La cinquième  réunion annuelle et de concertation des ministres en charge de la sécurité et des frontières du Conseil de l’Entente s’est tenue le vendredi  04 septembre  2020 à  Lomé. La rencontre est placée sous le «Investir dans les espaces frontaliers pour prévenir le risque sécuritaire grandissant dans les pays membres du conseil de l’Entente». 

La réunion a été présidée par le Gal de brigade Damehane Yark, ministre en charge de la sécurité au Togo. Il était entouré du Dr Patrice Kouamé secrétaire exécutif du Conseil de l’entente et Payadouwa Boukpessi ministre en charge de l’administration territoriale au Togo.  

Ils sont une centaine de participants, dont les ministres et délégations, venus des cinq (05) pays (Bénin, Burkina Faso, Côte d’Ivoire, Niger et le Togo) membres du Conseil de l’entente à se réunir, en vue de valider les résultats de la réunion des experts depuis lundi; et aboutir à des recommandations sur le renforcement de la sécurité au niveau des frontières de ces pays.

La rencontre a permis de statuer sur « le projet de gestion intégrée des espaces frontaliers» basé sur l’expérience du Bénin et faire des recommandations à la Conférence des Chefs d’Etat de l’Entente pour validation. Il s’agira à terme de parvenir à des espaces sécurisés, de paix, de coopération transfrontalière et de développement au sein  du conseil de l’entente et les pays frontaliers.

La réunion a examiné entre autres les résultats de la recherche sur les ressources humaines, moyens opérationnels et financier des groupes extrémistes violents au Sahel et implications pour les pays côtiers; et le diagnostic sur les frontières de l’espace Entente; avant de prendre connaissance du Programme de gestion intégrée des espaces frontaliers du conseil de l’entente (ProGIEF-CE).

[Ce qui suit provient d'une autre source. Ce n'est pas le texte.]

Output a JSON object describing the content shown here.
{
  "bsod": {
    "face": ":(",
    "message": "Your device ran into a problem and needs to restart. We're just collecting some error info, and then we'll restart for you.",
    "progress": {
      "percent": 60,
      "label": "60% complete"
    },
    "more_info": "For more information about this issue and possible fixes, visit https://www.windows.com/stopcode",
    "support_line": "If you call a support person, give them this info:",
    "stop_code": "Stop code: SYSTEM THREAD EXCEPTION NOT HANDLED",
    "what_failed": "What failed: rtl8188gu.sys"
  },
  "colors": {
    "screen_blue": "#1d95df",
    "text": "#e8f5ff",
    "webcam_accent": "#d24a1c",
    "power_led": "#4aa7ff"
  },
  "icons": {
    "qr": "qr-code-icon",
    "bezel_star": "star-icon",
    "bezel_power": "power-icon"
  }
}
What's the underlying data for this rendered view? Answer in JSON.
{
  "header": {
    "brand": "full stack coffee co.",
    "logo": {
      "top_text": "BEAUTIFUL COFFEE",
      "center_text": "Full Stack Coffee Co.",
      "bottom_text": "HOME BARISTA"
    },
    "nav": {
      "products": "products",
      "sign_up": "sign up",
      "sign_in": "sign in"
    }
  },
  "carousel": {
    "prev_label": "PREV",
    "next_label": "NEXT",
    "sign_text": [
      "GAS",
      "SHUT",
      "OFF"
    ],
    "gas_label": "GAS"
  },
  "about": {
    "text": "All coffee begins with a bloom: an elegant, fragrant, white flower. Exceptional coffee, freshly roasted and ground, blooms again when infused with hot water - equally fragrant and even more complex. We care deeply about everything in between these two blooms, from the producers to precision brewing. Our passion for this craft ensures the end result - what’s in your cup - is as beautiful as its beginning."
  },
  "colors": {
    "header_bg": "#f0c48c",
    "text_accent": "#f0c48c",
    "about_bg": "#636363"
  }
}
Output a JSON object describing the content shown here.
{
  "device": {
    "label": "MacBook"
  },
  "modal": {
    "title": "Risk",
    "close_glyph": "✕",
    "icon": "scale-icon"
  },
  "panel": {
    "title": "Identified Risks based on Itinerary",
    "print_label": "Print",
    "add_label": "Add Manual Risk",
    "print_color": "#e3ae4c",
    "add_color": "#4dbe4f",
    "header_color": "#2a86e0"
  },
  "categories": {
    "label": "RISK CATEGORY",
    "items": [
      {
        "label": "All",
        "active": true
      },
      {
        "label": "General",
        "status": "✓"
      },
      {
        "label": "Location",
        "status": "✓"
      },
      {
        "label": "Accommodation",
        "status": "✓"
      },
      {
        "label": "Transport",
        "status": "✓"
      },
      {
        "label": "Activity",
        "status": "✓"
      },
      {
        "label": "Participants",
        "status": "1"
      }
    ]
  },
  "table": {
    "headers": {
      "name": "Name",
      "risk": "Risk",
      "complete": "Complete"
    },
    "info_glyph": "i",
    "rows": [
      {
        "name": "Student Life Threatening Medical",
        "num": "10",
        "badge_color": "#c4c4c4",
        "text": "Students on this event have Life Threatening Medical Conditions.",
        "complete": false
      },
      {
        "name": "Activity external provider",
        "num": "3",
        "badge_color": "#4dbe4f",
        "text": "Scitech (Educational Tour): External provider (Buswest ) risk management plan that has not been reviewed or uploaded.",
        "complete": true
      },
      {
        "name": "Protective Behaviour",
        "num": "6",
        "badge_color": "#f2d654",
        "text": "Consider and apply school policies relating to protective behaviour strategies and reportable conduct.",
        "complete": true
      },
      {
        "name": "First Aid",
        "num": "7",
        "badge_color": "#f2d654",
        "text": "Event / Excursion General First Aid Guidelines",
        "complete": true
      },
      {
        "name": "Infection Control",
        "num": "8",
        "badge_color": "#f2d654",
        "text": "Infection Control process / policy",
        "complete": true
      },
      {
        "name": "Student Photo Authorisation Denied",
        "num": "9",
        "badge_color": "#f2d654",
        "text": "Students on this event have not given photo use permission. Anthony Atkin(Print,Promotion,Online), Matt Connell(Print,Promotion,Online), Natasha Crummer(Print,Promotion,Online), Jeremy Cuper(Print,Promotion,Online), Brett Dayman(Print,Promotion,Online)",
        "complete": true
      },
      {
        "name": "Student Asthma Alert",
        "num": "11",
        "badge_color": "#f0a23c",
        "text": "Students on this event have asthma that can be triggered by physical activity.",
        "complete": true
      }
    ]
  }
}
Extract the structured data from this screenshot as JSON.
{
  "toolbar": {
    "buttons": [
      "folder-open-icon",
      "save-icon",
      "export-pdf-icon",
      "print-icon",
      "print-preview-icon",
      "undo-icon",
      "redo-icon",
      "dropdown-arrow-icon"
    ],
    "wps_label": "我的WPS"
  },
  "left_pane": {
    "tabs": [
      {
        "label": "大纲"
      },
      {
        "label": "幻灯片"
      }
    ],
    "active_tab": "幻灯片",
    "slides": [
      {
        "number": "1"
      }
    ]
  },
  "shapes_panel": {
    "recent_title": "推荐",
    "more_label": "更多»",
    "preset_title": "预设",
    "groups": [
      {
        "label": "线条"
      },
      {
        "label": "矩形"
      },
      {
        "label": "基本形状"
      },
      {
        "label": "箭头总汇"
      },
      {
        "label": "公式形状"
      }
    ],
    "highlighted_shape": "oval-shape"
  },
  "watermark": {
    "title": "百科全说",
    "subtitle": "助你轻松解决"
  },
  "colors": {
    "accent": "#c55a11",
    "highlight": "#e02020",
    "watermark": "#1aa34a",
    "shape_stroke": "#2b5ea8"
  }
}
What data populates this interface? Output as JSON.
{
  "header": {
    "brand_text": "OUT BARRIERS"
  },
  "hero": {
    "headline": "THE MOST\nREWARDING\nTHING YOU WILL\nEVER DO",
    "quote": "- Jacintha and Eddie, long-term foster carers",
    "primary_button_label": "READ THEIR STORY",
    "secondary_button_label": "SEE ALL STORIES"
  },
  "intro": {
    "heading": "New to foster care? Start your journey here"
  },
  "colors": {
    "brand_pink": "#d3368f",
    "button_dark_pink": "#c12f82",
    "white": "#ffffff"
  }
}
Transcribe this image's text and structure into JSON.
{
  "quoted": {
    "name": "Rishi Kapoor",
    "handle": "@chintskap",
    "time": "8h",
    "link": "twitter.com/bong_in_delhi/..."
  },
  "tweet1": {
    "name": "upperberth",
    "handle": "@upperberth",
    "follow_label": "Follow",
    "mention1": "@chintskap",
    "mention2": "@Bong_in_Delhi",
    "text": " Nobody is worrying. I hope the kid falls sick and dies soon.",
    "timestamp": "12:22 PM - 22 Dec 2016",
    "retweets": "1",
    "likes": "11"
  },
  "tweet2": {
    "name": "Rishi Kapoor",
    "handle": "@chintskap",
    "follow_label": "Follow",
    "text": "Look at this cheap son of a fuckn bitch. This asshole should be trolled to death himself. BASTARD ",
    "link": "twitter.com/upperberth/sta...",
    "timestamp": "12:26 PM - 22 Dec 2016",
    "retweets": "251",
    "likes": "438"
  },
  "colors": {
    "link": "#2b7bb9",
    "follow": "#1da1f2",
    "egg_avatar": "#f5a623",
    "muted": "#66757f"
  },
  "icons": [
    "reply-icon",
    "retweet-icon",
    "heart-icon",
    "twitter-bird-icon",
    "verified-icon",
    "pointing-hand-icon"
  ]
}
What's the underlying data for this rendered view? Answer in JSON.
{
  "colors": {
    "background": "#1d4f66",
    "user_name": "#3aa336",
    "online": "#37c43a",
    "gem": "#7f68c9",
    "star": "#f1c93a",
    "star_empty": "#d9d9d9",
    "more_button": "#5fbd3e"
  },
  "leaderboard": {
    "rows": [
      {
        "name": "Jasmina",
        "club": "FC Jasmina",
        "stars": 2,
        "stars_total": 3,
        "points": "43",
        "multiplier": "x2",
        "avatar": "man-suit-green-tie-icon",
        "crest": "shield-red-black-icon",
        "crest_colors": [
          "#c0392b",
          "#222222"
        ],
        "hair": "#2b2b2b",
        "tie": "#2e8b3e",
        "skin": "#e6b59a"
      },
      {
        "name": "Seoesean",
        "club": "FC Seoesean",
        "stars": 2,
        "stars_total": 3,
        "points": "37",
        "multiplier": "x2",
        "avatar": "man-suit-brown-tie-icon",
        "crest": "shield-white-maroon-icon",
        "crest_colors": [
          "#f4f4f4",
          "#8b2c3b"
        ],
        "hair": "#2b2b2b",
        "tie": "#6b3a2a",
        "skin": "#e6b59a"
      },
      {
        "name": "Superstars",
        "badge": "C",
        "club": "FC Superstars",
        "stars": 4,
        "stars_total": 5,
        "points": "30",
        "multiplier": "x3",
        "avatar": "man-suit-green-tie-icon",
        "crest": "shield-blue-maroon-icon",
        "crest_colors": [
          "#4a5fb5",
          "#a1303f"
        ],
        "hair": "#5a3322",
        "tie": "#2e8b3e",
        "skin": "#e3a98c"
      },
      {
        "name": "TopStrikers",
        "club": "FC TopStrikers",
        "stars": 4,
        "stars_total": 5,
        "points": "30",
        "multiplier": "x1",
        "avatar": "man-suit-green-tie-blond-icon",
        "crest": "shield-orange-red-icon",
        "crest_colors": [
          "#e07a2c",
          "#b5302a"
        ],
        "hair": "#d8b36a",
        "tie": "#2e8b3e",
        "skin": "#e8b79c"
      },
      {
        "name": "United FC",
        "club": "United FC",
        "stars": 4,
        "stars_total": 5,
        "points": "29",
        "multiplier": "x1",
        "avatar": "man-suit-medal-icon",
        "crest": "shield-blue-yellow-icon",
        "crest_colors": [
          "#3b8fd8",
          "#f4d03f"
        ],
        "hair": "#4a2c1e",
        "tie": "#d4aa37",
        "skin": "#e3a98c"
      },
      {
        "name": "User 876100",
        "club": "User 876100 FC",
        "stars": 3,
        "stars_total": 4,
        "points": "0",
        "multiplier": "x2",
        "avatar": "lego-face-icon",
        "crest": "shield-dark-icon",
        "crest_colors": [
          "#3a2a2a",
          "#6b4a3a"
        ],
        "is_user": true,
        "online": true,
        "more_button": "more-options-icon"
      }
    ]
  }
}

Les ministres ont à cet effet, félicité le secrétariat exécutif du conseil pour l’initiative dudit projet de 12 milliards de FCFA sur 5 ans. Ils ont recommandé l’organisation d’une table ronde des partenaires techniques et financiers pour la mobilisation de ces ressources.

Les Etats membres du conseil de l’entente sont appelés à s’investir dans la gestion des espaces frontaliers et de définir une nouvelle approche sécuritaire basée sur l’élaboration de politiques nationales de développement des espaces frontaliers.

Les ministres se sont, par ailleurs, préoccupés de la crise sanitaire de la Covid-19 qui impact les domaines économiques, social et sécuritaire des Etats membres, et ont salué les mesures prise par les gouvernements pour juguler la pandémie; avant de réaffirmer leur vive préoccupation face à la menace terroriste dans l’espace Entente et renouvèlent leur soutien aux gouvernements et aux peuples du Burkina Faso, de la Côte d’Ivoire et du Niger en proie à la violence extrémiste.

Pour le ministre Damahane Yark,  « la persistance des actes terroristes et la montée des groupes extrémistes violents est une conséquence »…«de la porosité de nos frontières, la circulation anarchique des armes légères et de petit calibre et l’absence des pouvoirs publics dans les zones frontalières.». Le thème choisi cette année, selon lui est un grand intérêt pour les Etats et l’organisation.

La mise en œuvre des différentes recommandations permettra de faire des zones frontalières de véritables espaces de développement durable et de bon voisinage avec les pays limitrophes, espaces où les conditions des populations sont nettement améliorées.

Pour rappel plusieurs opérations conjointes de sécurisation des zones frontalières entre le Bénin, Burkina Faso, le Ghana et le Togo ont été organisée en 2016, 2017 et 2019. Ces opérations ont permis d’enregistrer des résultats encourageants qui méritent d’être soutenus.